Thomas Higgins (Tommy) was younger than my father, born in 1931 in New York. He had the same experience: moving from Harlem to the beautiful farmland of Sullivan County. 


But Tom died in January 1943 in Woodbourne, NY. My father writes: 

"He died at home, in my parent's bed before their eyes and mine. [The autopsy revealed] he died of liver failure…I suspect he caught the infection in our polluted swimming hole. The house sets right beside and was owned by a bungalow colony. The Neversink River makes a bend right there and formed a little bay. 

.. Naturally, like everyone else along our rivers and creeks, the bungalow colony ran their toilets straight into their toilets straight into the water. It was OK, wasn't it? it's running water. When the NYC DEP surveyed the watershed, they were shocked by the local septic systems, or lack of them.

Tommy until the year before had been a robust kid, built like my brother Joe. Our lack of prompt medical care partially influenced my father to organize our Blue Cross chapter as soon as it became possible. 


He would have done anyway, but Tom's death gave him an extra push. He organized the chapter, kept the books collected the money, sent it to the central chapter. This wasn't a State program, the chapter was strictly local.
 

My father had a good mathematical mind. Both he and my mother graduated from Catholic grammar schools (8th grade), which was unusual for their time and class, Most people did not go to high school until around the time of WW II." (John Higgins Sr)

At any rate, he was my father’s closest sibling and it must have struck him hard. None of my 3 brothers were named after him. I suppose you don’t “replace” a person, nor improve on a memory. 

In the family photo, he is a good deal smaller than my father.

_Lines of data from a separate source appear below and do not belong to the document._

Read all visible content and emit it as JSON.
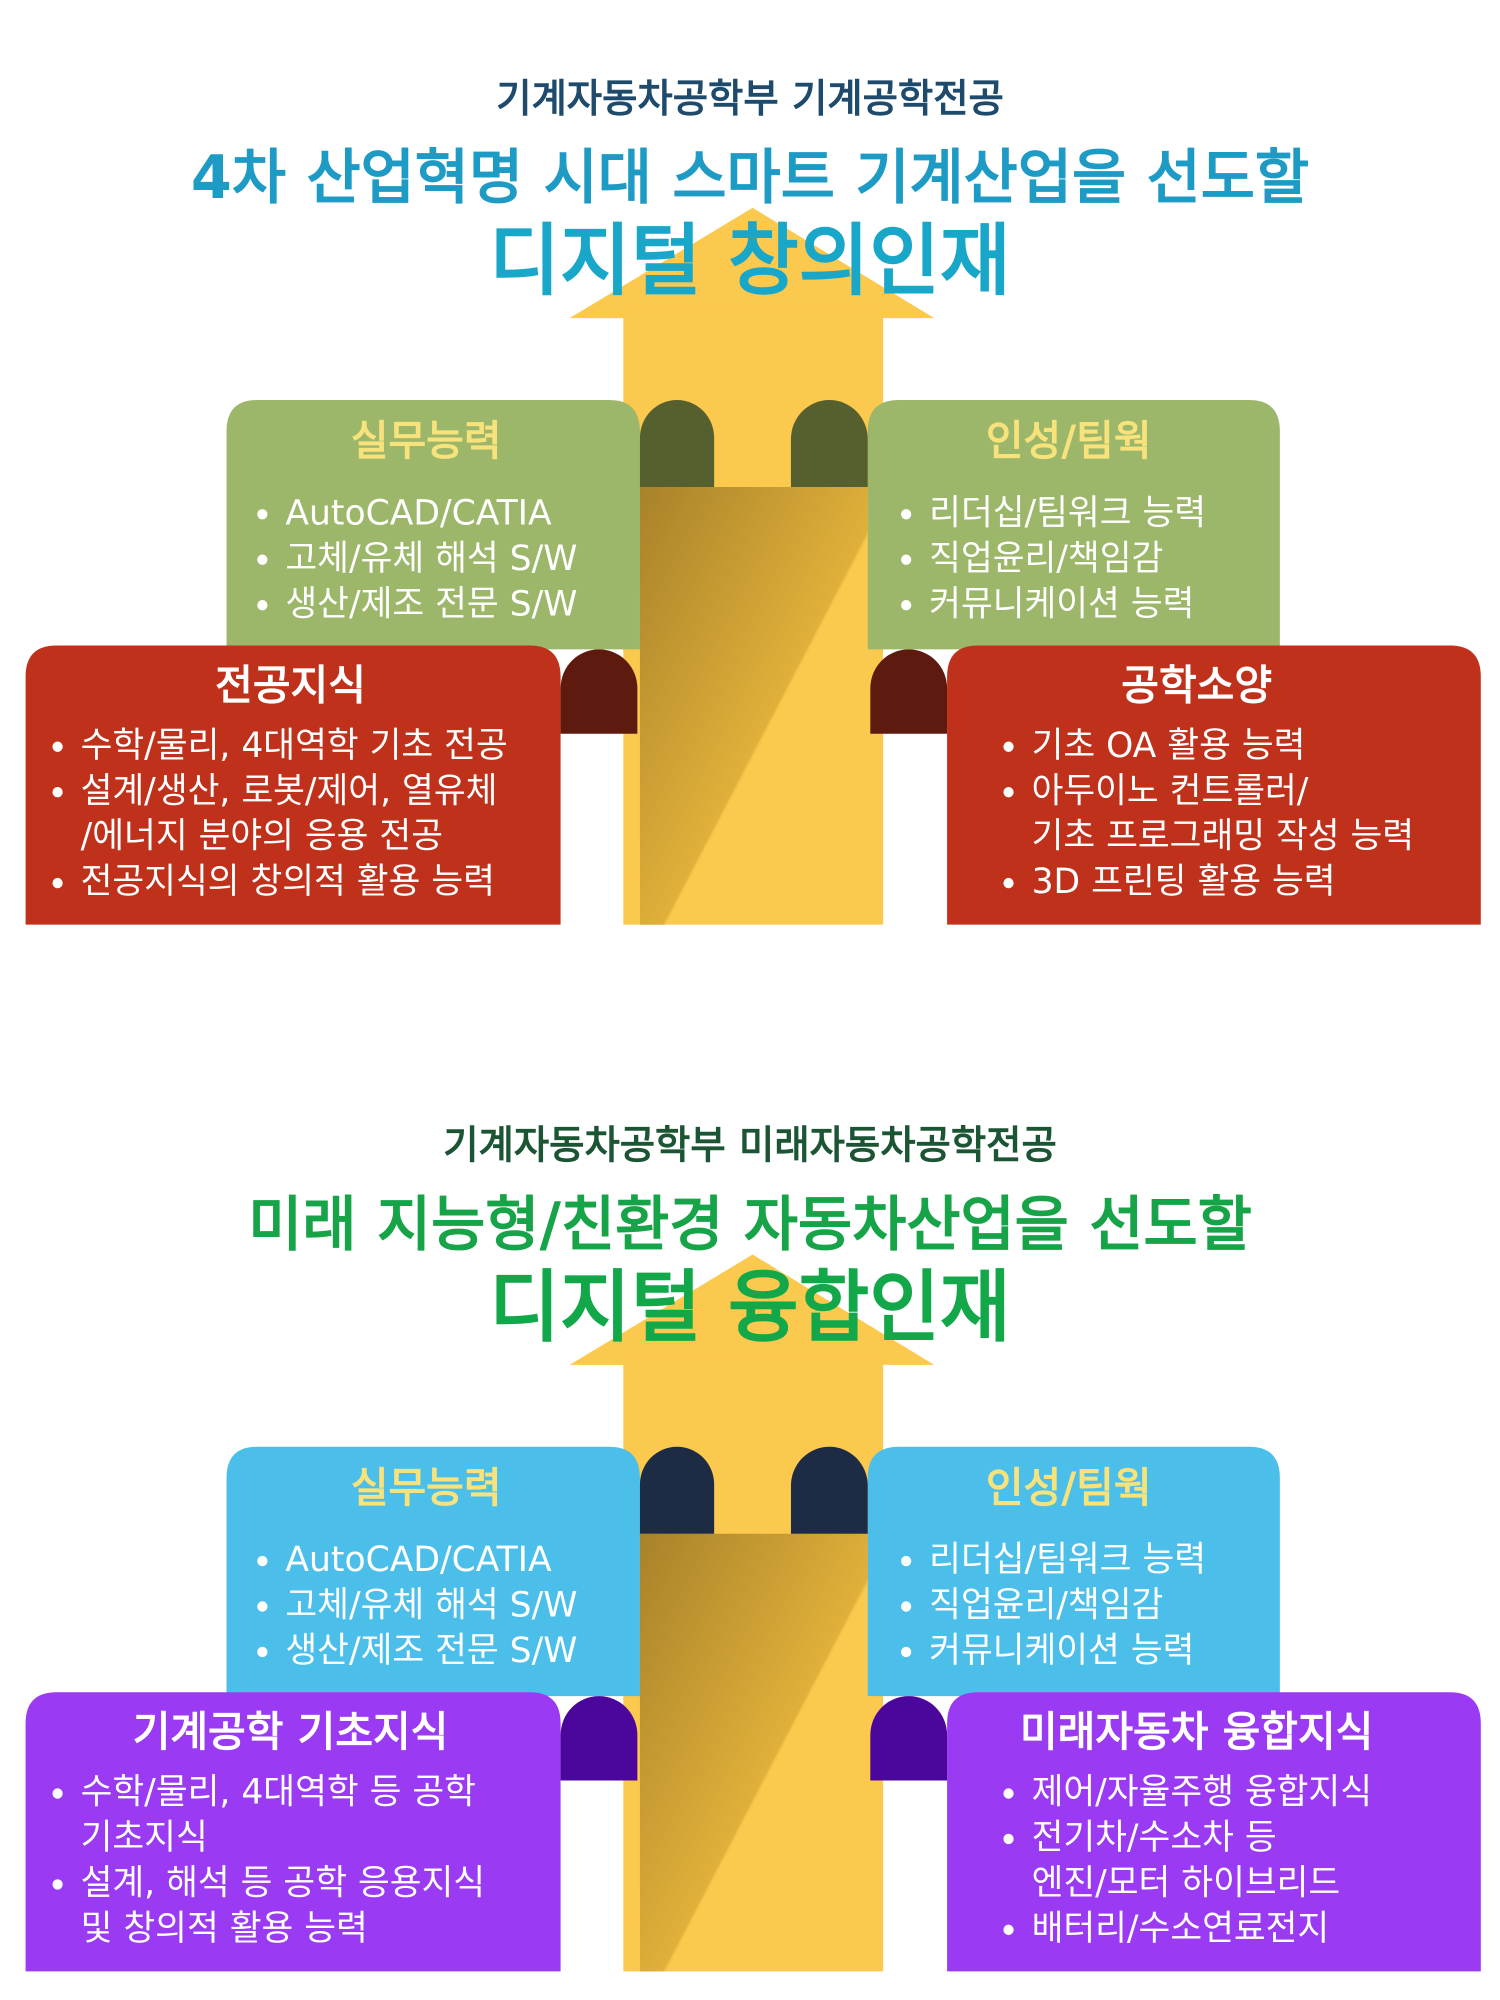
{
  "sections": [
    {
      "department": "기계자동차공학부 기계공학전공",
      "headline": "4차 산업혁명 시대 스마트 기계산업을 선도할",
      "main": "디지털 창의인재",
      "boxes": [
        {
          "title": "실무능력",
          "items": [
            [
              "AutoCAD/CATIA"
            ],
            [
              "고체/유체 해석 S/W"
            ],
            [
              "생산/제조 전문 S/W"
            ]
          ]
        },
        {
          "title": "인성/팀웍",
          "items": [
            [
              "리더십/팀워크 능력"
            ],
            [
              "직업윤리/책임감"
            ],
            [
              "커뮤니케이션 능력"
            ]
          ]
        },
        {
          "title": "전공지식",
          "items": [
            [
              "수학/물리, 4대역학 기초 전공"
            ],
            [
              "설계/생산, 로봇/제어, 열유체",
              "/에너지  분야의 응용 전공"
            ],
            [
              "전공지식의 창의적 활용 능력"
            ]
          ]
        },
        {
          "title": "공학소양",
          "items": [
            [
              "기초 OA 활용 능력"
            ],
            [
              "아두이노 컨트롤러/",
              "기초 프로그래밍 작성 능력"
            ],
            [
              "3D 프린팅 활용 능력"
            ]
          ]
        }
      ]
    },
    {
      "department": "기계자동차공학부 미래자동차공학전공",
      "headline": "미래 지능형/친환경 자동차산업을 선도할",
      "main": "디지털 융합인재",
      "boxes": [
        {
          "title": "실무능력",
          "items": [
            [
              "AutoCAD/CATIA"
            ],
            [
              "고체/유체 해석 S/W"
            ],
            [
              "생산/제조 전문 S/W"
            ]
          ]
        },
        {
          "title": "인성/팀웍",
          "items": [
            [
              "리더십/팀워크 능력"
            ],
            [
              "직업윤리/책임감"
            ],
            [
              "커뮤니케이션 능력"
            ]
          ]
        },
        {
          "title": "기계공학 기초지식",
          "items": [
            [
              "수학/물리, 4대역학 등 공학",
              "기초지식"
            ],
            [
              "설계, 해석 등 공학 응용지식",
              "및 창의적 활용 능력"
            ]
          ]
        },
        {
          "title": "미래자동차 융합지식",
          "items": [
            [
              "제어/자율주행 융합지식"
            ],
            [
              "전기차/수소차 등",
              "엔진/모터 하이브리드"
            ],
            [
              "배터리/수소연료전지"
            ]
          ]
        }
      ]
    }
  ]
}
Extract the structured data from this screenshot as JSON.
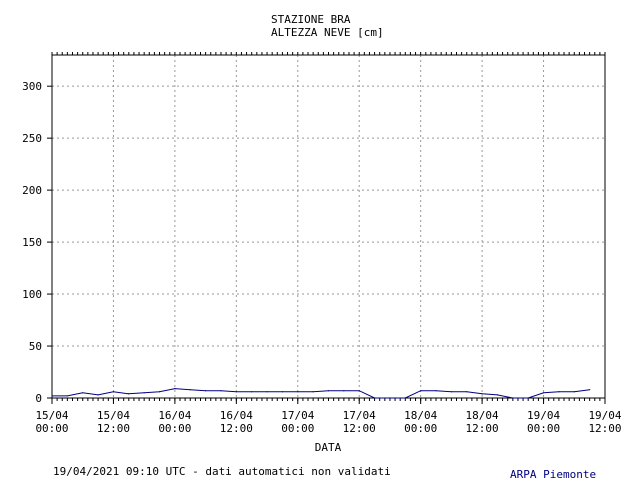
{
  "chart_data": {
    "type": "line",
    "title": "STAZIONE BRA",
    "subtitle": "ALTEZZA NEVE [cm]",
    "xlabel": "DATA",
    "ylabel": "",
    "ylim": [
      0,
      330
    ],
    "yticks": [
      0,
      50,
      100,
      150,
      200,
      250,
      300
    ],
    "xlim": [
      "2021-04-15 00:00",
      "2021-04-19 12:00"
    ],
    "xticks": [
      {
        "date": "15/04",
        "time": "00:00"
      },
      {
        "date": "15/04",
        "time": "12:00"
      },
      {
        "date": "16/04",
        "time": "00:00"
      },
      {
        "date": "16/04",
        "time": "12:00"
      },
      {
        "date": "17/04",
        "time": "00:00"
      },
      {
        "date": "17/04",
        "time": "12:00"
      },
      {
        "date": "18/04",
        "time": "00:00"
      },
      {
        "date": "18/04",
        "time": "12:00"
      },
      {
        "date": "19/04",
        "time": "00:00"
      },
      {
        "date": "19/04",
        "time": "12:00"
      }
    ],
    "grid": true,
    "series_color": "#000080",
    "x": [
      "2021-04-15 00:00",
      "2021-04-15 03:00",
      "2021-04-15 06:00",
      "2021-04-15 09:00",
      "2021-04-15 12:00",
      "2021-04-15 15:00",
      "2021-04-15 18:00",
      "2021-04-15 21:00",
      "2021-04-16 00:00",
      "2021-04-16 03:00",
      "2021-04-16 06:00",
      "2021-04-16 09:00",
      "2021-04-16 12:00",
      "2021-04-16 15:00",
      "2021-04-16 18:00",
      "2021-04-16 21:00",
      "2021-04-17 00:00",
      "2021-04-17 03:00",
      "2021-04-17 06:00",
      "2021-04-17 09:00",
      "2021-04-17 12:00",
      "2021-04-17 15:00",
      "2021-04-17 18:00",
      "2021-04-17 21:00",
      "2021-04-18 00:00",
      "2021-04-18 03:00",
      "2021-04-18 06:00",
      "2021-04-18 09:00",
      "2021-04-18 12:00",
      "2021-04-18 15:00",
      "2021-04-18 18:00",
      "2021-04-18 21:00",
      "2021-04-19 00:00",
      "2021-04-19 03:00",
      "2021-04-19 06:00",
      "2021-04-19 09:00"
    ],
    "y": [
      2,
      2,
      5,
      3,
      6,
      4,
      5,
      6,
      9,
      8,
      7,
      7,
      6,
      6,
      6,
      6,
      6,
      6,
      7,
      7,
      7,
      0,
      0,
      0,
      7,
      7,
      6,
      6,
      4,
      3,
      0,
      0,
      5,
      6,
      6,
      8
    ]
  },
  "footer": {
    "timestamp_note": "19/04/2021 09:10 UTC - dati automatici non validati",
    "brand": "ARPA Piemonte",
    "brand_color": "#000080"
  }
}
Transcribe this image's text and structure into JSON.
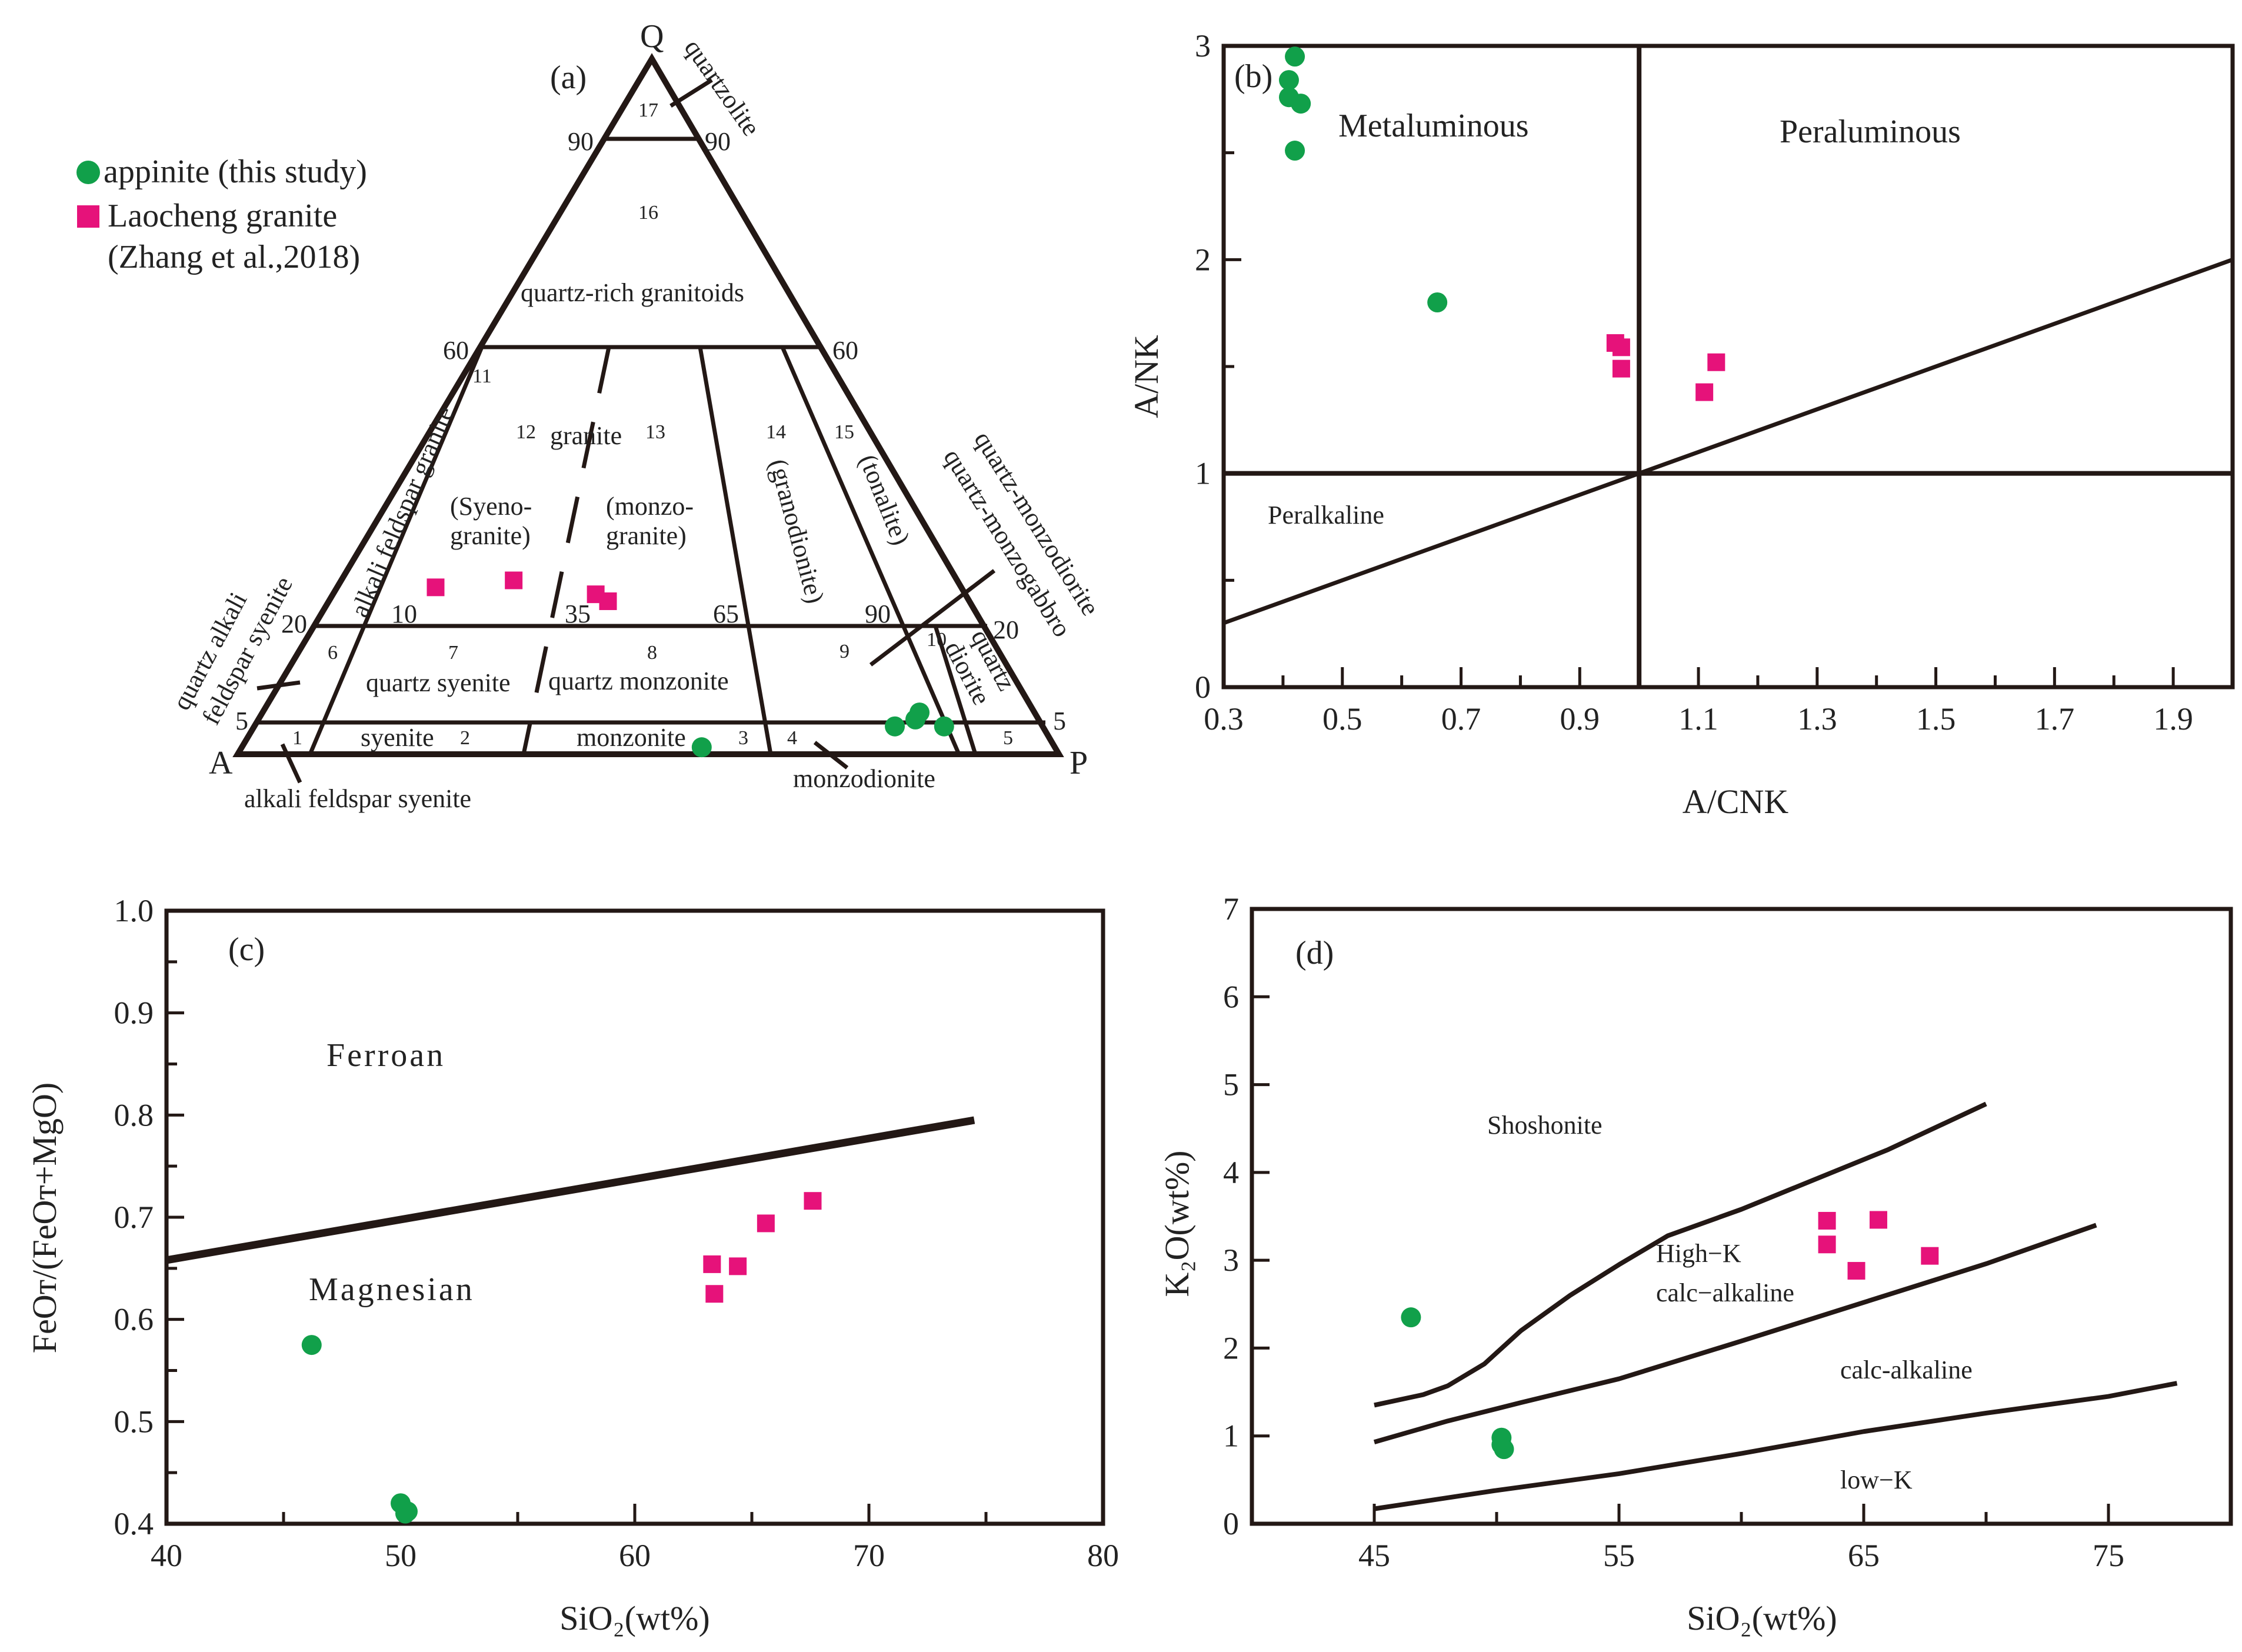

The next boy in the family, Joe-Joe (Joseph), was a good deal younger than Tom. Joe did name his eldest son after him.
Tommy Higgins December 1942

Higgins Infant Deaths

As far as I know there were two infant deaths. In New York State a stillborn baby must be named (for the death certificate) and buried or cremated.


1928- Alice Higgins was the first child, and stillborn in New York. (My father was born the following year-had she lived, my father would not be the eldest).


After Alice, came my father. After my father, Tom was born in 1930.


1932- A third boy, Edward Higgins, was born two years after Tom, in 1932, but the umbilical cord was around his neck and so he didn’t live.


Neversink, NY 1941 Richie & Kitty on floor. Boys in back L-R, Tom, Joe-Joe, my dad on end.